Vincent, mon frère mort-vivant - Au pays des Ombres Vincent, mon frère mort-vivant

A vec Vincent, les limites de la bêtise ont été dépassées. Simplet de son vivant, Vincent l'est resté après sa mort, si bien qu'il n'a pas encore tout à fait saisi le tragique de sa situation. Bref, Vincent est mort et il ne le sait pas ! Enfin, "tragique" est un bien grand mot et sa condition de mort-vivant, il faut reconnaître que ce grand idiot la vit assez bien. Doté du pouvoir d'ouvrir en grand les portes du royaume des morts, le gentil trépassé visite souvent le monde des vivants, à la plus grande joie de son jeune frère Antoine. Mais leurs jeux dans les allées du cimetière prendront bientôt fin avec la disparition brutale de Vincent. Seul indice auquel se raccrochera Antoine, une affiche Wanted, placardée dans tout le royaume des morts. Accompagné dans sa quête par Satan en personne, bien décidé à remettre un peu d'ordre dans son royaume, Antoine bravera mille dangers pour retrouver la trace de son frère.

Vincent, mon frère mort-vivant débute comme un récit psychologique: Antoine, gamin solitaire, s'est inventé, pense-t-on, un ami imaginaire sous les traits de son frère décédé. Puis, très vite, la trame bascule dans le conte fantasy. Jean-Marc Mathis nous présente une image assez inédite de l'au-delà, où les cow-boy terrassés par une méchante grippe errent à la recherche d'un dernier duel, où les médiocres, frustrés de leur vivant, profitent de l'éternité pour assouvir leur rêve de domination.

La quête de ce frère disparu est ici le fil rouge d'une pelote qui conduira Antoine, accompagné d'un Satan décidemment bien serviable, à travers l'étrangeté de ce monde. Et si le dénouement est un peu décevant, c'est tout oublier de la captivante aventure qui l'a précédé. Sans prétention, les auteurs nous offrent une lecture d'évasion, ce que la BD ne devrait jamais cesser d'être.

L'apparente simplicité du graphisme est sans doute l'un des points forts de l'album. Centré sur les personnages, au détriment parfois des décors, le découpage des planches compte néanmoins de belles trouvailles, comme cette chevauchée nocturne d'Antoine et du cow-boy qui, sous la lumière de l'éclair, révèlera la dizaine d'Ombres lancées à leur poursuite. Les pleines pages et les séquences de cases surdimensionnées donnent au dessin de Thierry Martin un rythme et une lisibilité qui viennent renforcer le plaisir de lecture. Visuellement, les personnages, leurs comportements, leur postures, sont trés réussis, à l'image d'un Satan fébrile et un rien maladroit, ou encore de Vincent, le frère mort-vivant, désarmant de naïveté, le visage barré d'un constant sourire. Les couleurs méritent également notre attention. Les gammes vives de verts pâles, de beiges et d'oranges mêlées aux rouges ocres illustrent assez bien le caractère mystérieux et instable de l'au-delà de Vincent.

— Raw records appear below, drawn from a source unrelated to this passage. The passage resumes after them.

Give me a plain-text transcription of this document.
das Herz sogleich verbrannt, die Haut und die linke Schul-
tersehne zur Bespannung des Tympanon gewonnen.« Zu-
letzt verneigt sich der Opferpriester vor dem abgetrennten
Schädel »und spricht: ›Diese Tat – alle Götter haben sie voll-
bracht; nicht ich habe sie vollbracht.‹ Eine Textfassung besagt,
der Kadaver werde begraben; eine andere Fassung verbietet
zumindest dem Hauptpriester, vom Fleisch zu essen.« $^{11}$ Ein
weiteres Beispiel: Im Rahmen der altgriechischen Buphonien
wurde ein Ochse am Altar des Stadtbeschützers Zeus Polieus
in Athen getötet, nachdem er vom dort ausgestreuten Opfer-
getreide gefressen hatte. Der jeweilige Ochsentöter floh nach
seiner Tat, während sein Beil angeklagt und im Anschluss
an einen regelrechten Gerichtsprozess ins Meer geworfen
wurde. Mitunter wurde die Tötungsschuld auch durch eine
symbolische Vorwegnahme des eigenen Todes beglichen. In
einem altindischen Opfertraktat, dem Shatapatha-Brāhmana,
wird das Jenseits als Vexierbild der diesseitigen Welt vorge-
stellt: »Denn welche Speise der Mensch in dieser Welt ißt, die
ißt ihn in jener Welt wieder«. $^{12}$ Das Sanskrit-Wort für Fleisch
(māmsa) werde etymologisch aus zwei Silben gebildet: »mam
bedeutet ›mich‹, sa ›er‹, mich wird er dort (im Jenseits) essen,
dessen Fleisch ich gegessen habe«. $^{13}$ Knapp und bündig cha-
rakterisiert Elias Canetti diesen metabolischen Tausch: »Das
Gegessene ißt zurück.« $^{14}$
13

La collection Latitudes accueille, une fois encore, un récit aux antipodes de la production habituelle de Soleil. Plus risqué car simplement moins stéréotypé, chaque album de la collection devient une carte blanche laissée aux mains d'auteurs aux univers bien singuliers. Avec Vincent, mon frère mort-vivant, on partage le plaisir qu'ont pu avoir Jean-Marc Mathis et Thierry Martin à exploiter le format et l'envergure de leur album.